There’s a lot of excitement around AI in enterprise environments right now. Most of it focuses on what AI can do. Much less attention is given to what actually works in practice.
Over the past year, I’ve been involved in building internal AI systems, including a chat framework integrating OpenAI and Gemini APIs, as well as RAG-based systems backed by knowledge base data.
A few practical observations:
Data matters more than models
The quality, structure, and relevance of your data have a far greater impact than which model you use. RAG systems are only as useful as the data they retrieve.
Context is everything
Generic responses are rarely useful in enterprise environments. The value comes from grounding responses in internal systems, documentation, and workflows.

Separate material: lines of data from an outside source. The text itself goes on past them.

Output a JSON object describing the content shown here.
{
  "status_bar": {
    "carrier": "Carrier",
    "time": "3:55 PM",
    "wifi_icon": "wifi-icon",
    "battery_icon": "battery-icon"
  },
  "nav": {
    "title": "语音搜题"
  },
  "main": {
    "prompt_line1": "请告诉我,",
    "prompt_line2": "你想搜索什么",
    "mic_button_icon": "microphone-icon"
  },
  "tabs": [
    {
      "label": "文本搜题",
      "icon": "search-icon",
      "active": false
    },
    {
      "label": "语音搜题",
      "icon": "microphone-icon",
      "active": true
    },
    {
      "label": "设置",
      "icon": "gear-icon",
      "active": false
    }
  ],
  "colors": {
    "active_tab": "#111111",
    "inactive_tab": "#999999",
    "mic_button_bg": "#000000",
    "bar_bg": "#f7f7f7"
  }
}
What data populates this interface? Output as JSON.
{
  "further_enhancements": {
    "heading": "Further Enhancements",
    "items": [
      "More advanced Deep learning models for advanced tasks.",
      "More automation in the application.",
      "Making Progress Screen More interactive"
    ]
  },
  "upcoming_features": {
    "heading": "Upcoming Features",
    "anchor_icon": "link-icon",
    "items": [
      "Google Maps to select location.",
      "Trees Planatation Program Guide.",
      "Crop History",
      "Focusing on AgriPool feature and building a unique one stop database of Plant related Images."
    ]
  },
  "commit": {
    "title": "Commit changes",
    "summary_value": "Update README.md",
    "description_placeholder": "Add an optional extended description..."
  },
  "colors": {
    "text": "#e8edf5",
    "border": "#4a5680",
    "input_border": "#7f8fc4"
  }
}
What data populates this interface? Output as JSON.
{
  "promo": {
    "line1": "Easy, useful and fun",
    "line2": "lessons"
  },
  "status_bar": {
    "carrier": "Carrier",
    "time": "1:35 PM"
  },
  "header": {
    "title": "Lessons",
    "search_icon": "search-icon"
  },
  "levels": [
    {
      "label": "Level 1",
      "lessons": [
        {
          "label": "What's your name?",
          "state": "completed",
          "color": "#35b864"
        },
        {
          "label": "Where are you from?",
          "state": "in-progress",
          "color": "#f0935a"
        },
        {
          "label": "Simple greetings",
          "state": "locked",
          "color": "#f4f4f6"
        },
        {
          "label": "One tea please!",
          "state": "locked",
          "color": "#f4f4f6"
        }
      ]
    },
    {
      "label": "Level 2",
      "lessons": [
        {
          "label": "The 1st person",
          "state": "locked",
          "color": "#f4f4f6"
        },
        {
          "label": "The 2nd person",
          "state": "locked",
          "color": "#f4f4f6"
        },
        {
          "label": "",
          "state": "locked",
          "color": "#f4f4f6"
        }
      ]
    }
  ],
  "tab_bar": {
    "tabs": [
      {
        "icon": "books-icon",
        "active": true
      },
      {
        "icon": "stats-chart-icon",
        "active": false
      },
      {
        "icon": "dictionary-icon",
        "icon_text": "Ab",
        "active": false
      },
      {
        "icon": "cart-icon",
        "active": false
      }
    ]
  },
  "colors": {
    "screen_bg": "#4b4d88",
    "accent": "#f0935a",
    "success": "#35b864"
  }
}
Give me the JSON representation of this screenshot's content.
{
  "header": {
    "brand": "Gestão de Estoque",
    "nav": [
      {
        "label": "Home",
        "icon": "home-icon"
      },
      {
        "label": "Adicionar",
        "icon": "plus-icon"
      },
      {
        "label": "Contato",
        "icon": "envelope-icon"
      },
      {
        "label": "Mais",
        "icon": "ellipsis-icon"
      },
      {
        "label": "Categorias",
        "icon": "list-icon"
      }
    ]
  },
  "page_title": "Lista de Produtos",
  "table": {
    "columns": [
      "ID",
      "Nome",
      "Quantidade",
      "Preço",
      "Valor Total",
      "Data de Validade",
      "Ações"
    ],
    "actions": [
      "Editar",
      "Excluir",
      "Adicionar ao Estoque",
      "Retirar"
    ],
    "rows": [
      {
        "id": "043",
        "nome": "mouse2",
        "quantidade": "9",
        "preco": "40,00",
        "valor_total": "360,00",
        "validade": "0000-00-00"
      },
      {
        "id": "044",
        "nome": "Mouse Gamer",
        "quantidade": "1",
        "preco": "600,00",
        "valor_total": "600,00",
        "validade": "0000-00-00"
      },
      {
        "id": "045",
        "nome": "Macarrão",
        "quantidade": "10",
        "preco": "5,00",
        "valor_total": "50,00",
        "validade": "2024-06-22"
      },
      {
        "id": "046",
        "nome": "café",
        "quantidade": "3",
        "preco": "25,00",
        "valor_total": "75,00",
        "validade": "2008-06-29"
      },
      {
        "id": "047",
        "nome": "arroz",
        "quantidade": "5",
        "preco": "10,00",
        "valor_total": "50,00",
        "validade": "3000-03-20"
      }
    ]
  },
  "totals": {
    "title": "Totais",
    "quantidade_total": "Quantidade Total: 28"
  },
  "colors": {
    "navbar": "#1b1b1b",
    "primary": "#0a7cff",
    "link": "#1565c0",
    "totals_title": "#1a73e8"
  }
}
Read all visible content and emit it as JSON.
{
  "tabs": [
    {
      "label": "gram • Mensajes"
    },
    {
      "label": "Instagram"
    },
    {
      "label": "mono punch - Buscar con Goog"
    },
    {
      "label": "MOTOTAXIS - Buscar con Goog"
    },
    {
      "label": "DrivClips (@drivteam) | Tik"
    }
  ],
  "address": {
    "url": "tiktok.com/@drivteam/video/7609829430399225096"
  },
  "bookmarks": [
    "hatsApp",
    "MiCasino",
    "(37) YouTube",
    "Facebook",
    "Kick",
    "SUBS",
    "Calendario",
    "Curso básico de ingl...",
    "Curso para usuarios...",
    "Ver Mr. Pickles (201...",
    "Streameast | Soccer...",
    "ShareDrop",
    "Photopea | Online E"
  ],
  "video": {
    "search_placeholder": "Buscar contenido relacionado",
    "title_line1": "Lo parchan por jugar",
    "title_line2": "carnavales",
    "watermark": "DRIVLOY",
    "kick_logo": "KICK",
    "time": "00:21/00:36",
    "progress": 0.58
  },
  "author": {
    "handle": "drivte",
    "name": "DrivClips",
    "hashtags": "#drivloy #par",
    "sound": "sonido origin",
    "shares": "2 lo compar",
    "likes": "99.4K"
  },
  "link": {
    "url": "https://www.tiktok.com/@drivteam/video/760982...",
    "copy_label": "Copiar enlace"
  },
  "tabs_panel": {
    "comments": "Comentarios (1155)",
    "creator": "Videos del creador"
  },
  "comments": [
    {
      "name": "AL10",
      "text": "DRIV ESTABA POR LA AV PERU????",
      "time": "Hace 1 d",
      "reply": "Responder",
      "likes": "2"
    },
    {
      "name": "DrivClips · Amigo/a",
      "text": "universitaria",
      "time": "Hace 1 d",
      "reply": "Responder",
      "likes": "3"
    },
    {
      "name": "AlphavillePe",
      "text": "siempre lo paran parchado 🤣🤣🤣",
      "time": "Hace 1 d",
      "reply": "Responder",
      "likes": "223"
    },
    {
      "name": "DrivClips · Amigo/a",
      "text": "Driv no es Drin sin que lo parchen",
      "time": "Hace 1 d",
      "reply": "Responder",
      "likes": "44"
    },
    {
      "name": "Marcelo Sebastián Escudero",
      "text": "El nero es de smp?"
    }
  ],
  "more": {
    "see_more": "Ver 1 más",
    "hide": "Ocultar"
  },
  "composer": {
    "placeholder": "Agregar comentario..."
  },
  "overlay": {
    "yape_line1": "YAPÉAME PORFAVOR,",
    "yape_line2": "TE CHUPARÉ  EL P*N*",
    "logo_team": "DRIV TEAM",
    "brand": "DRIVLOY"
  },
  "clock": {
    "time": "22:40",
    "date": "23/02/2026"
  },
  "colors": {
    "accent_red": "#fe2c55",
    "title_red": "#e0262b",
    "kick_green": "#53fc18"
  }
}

Integration is the real challenge
The AI itself is often the easiest part. Integrating it into existing systems, workflows, and authentication models is where the real work happens.
Security and access control cannot be an afterthought
AI systems must respect the same identity and access boundaries as any other system. This becomes especially important when integrating with internal data sources.
Simplicity wins again
The most effective solutions are often narrowly scoped and focused on specific use cases. Trying to build a “do everything” AI system usually leads to poor outcomes.
AI has real potential in enterprise systems.
But the value isn’t in the novelty — it’s in how well it integrates with existing infrastructure and solves real problems.